There are concerns from grassroots activists fighting to free the weed that amid the economic opportunity, cannabis will fall prey to capitalism’s cult of giganticism. The new Michigan law was opposed by many cannabis advocates in the state, who fear the control of medical marijuana by “Big Pharma.” One problem is that the state’s new pharm-grade program will be bureaucratically separate from its existing medical marijuana program — which has hardly flourished, hampered by legal disputes and vague regulations. Patients will ultimately have to choose between the old program or the pharm-grade one — which could lead to narrowed access to the healing herb if the existing program is not revamped.

Then there’s the reality that the cannabis industry has a huge carbon footprint — something of a dirty little secret for the legalization movement. This is an especially relevant fact in Colorado, where Amendment 64 specifies that all legal weed must be grown in an “enclosed space.” This could include greenhouse cultivation, but not outdoor, so it is assumed most will be indoor. A 2011 study by California’s Energy Associates, “The Carbon Footprint of Indoor Cannabis Production,” found that the added energy use of an indoor 4-by-4-foot grow is equal to the consumption of about 30 refrigerators.

Organic producers like Northern California’s Tea House Collective eschew artificial fertilizers and chemical sprays, and promote an ethic of “Grow it in the sun!” There is virtually no room under the law for such initiatives in Colorado.

Scott Bergin of Edipure, a successful Colorado cannabis edibles venture, spoke in December to the “Cannabis Consciousness” program on Northern California’s KMUD Radio. He invoked fears of a “Marijuana-Industrial Complex,” facetiously recalling Dwight Eisenhower’s warning of a military-industrial complex.

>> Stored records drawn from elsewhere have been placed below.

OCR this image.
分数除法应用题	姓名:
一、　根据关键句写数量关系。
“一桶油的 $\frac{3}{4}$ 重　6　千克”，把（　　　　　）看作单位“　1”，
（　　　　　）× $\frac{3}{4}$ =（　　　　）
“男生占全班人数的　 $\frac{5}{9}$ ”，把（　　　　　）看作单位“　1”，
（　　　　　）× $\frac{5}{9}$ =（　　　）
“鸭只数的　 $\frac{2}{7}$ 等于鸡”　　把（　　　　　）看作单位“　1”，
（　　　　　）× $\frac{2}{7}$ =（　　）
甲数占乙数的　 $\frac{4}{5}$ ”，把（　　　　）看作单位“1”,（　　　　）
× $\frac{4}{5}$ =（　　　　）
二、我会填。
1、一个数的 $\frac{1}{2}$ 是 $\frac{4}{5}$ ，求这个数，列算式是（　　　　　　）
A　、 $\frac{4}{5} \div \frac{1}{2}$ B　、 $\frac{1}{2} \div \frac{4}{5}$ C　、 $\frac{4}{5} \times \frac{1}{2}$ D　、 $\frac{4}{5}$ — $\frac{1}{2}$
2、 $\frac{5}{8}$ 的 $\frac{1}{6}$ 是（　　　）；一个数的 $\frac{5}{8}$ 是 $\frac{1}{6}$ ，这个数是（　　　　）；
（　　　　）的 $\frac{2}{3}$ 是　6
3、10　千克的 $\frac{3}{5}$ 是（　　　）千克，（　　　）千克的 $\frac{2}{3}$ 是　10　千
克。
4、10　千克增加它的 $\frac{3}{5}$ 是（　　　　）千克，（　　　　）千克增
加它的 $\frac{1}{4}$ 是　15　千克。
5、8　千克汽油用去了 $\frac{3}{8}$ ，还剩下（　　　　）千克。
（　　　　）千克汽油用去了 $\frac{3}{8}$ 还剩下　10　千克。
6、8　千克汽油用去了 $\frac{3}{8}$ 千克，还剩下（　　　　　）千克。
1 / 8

“We had a lot of big money come into Colorado and open a lot of big grows and a lot of big dispensaries, but they just grew OK marijuana,” Bergin said by phone from Denver. “The guys who really did well and are considered the cream of the crop here are the small boutique farmers, the small guys that can really pay attention to the plants… They’re the ones who have got people lining up around the block trying to get hold of their good herb.”

“Cannabis Consciousness” producer Kerry Reynolds, reached for comment in Garberville, Calif., takes a harder line: “Its profoundly ironic that cannabis, which is capable of raising consciousness about the interconnectedness of life, may accelerate climate change through the continued proliferation of energy-intensive indoor warehouse grows. That’s why it’s crucial that we develop cannabis laws that recognize the advantages of outdoor growing.”